The paper had as its point a relationship between an analytic frame of mind and religious faith.  It was not clear to me whether they made a clear distinction between ones religion and ones God so I did not get much out of their conclusion. 

But I got a great deal out of their approach.  They claimed to have ways to encourage people to enter an analytical frame of mind.  Methods included showing them a picture of Rodin’s statue “The Thinker.”  For a long time during Neolithic days female figures such as the one currently shown on the “home page” of this site were the only representational art and the only use for ceramics over an enormous area.  There is one exception.  Occasionally there was a male figure in the “Thinker” pose.  

Neolithic figurines

http://news.softpedia.com/newsImage/Neolithic-the-New-Stone-Age-2.jpg/
Downloaded May 4. 2012.

The figure on the left should put you in an analytic frame of mind.  The figure on the right, I suppose should put you in an amorous frame of mind.  Usually such female figures have no face.

All right.  I can do that.

Next you can be put into an analytical frame of mind by considering the words: analyze, reason, ponder, think and rational.  It may seem silly, but they say it works.  Might be worth a try.

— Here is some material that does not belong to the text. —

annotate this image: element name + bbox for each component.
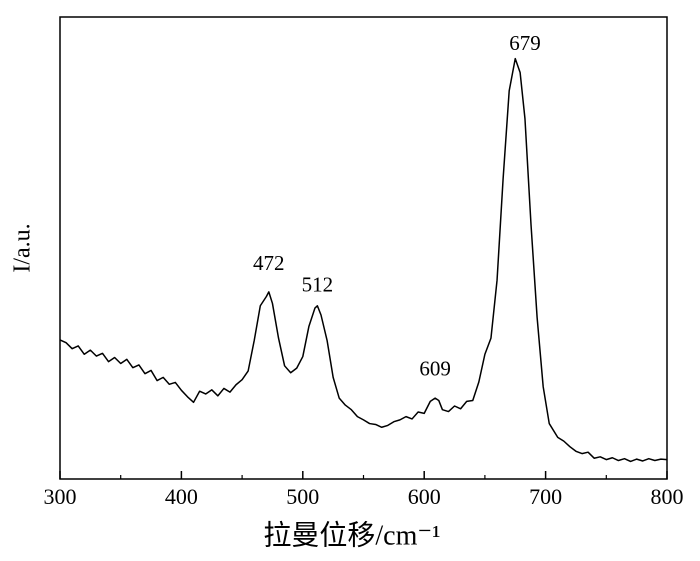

Finally you can encourage an analytic approach simply by writing in italics, because it’s hard to read.  I generally skip italics for that very reason.  I also tend to stop reading when I hit trendy words like BCE for BC, sea star for starfish, tsunami for tidal wave, Hanson disease for Hanson’s disease.  So maybe I should include distasteful words in an annoying font.  Forget it.  I hate italics

Actually I find Gothic type the hardest of all for extended reading, but they seem to think it’s easy.

All right then.  I find my basic idea gets routinely dismissed by the majority in their heuristic mental set.  Maybe I should try something like they describe.